The key to avoiding this problem is to advance the clock to the next event time at each stage. This is conceptually easy to do. At any point, the next event that can occur is either (a) the next customer in the input file arrives, or (b) one of the customers at a teller leaves. Since all the times when the events will happen are available, we just need to find the event that happens nearest in the future and process that event.
If the event is a departure, processing includes gathering statistics for the departing customer and checking the line (queue) to see whether there is another customer waiting. If so, we add that customer, process whatever statistics are required, compute the time when that customer will leave, and add that departure to the set of events waiting to happen.
If the event is an arrival, we check for an available teller. If there is none,we place the arrival on the line (queue); otherwise we give the customer a teller, compute the customer’s departure time, and add the departure to the set of events waiting to happen.

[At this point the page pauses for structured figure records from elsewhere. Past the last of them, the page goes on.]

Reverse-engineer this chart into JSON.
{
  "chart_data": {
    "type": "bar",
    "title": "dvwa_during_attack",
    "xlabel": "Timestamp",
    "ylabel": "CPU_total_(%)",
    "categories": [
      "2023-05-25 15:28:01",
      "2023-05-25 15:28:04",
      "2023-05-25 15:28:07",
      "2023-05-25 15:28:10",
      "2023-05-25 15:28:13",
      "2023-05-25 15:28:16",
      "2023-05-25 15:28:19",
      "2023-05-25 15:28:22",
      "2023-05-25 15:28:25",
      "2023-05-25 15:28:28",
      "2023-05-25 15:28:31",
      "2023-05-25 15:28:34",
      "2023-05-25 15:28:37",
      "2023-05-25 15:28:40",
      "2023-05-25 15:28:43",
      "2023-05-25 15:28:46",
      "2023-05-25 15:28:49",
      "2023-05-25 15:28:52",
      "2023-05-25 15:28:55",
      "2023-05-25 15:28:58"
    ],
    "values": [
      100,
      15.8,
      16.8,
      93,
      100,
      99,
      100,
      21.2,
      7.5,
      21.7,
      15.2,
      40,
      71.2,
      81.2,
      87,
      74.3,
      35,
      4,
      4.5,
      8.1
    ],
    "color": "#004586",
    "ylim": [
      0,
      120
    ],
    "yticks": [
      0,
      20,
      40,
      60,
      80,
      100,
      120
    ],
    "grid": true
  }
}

The waiting line for customers can be implemented as a queue. Since we need to find the event nearest in the future, it is appropriate that the set of departures waiting to happen be organized in a priority queue. The next event is thus the next arrival or next departure (whichever is sooner); both are easily available.
It is then straightforward, although possibly time-consuming, to write the simulation routines. If there are C customers (and thus 2C events) and k tellers, then the running time of the simulation would be O(C log(k + 1)) because computing and processing each event takes O(logH), where H = k + 1 is the size of the heap.
We use O(C log(k + 1)) instead of O(C log k) to avoid confusion for the k = 1 case.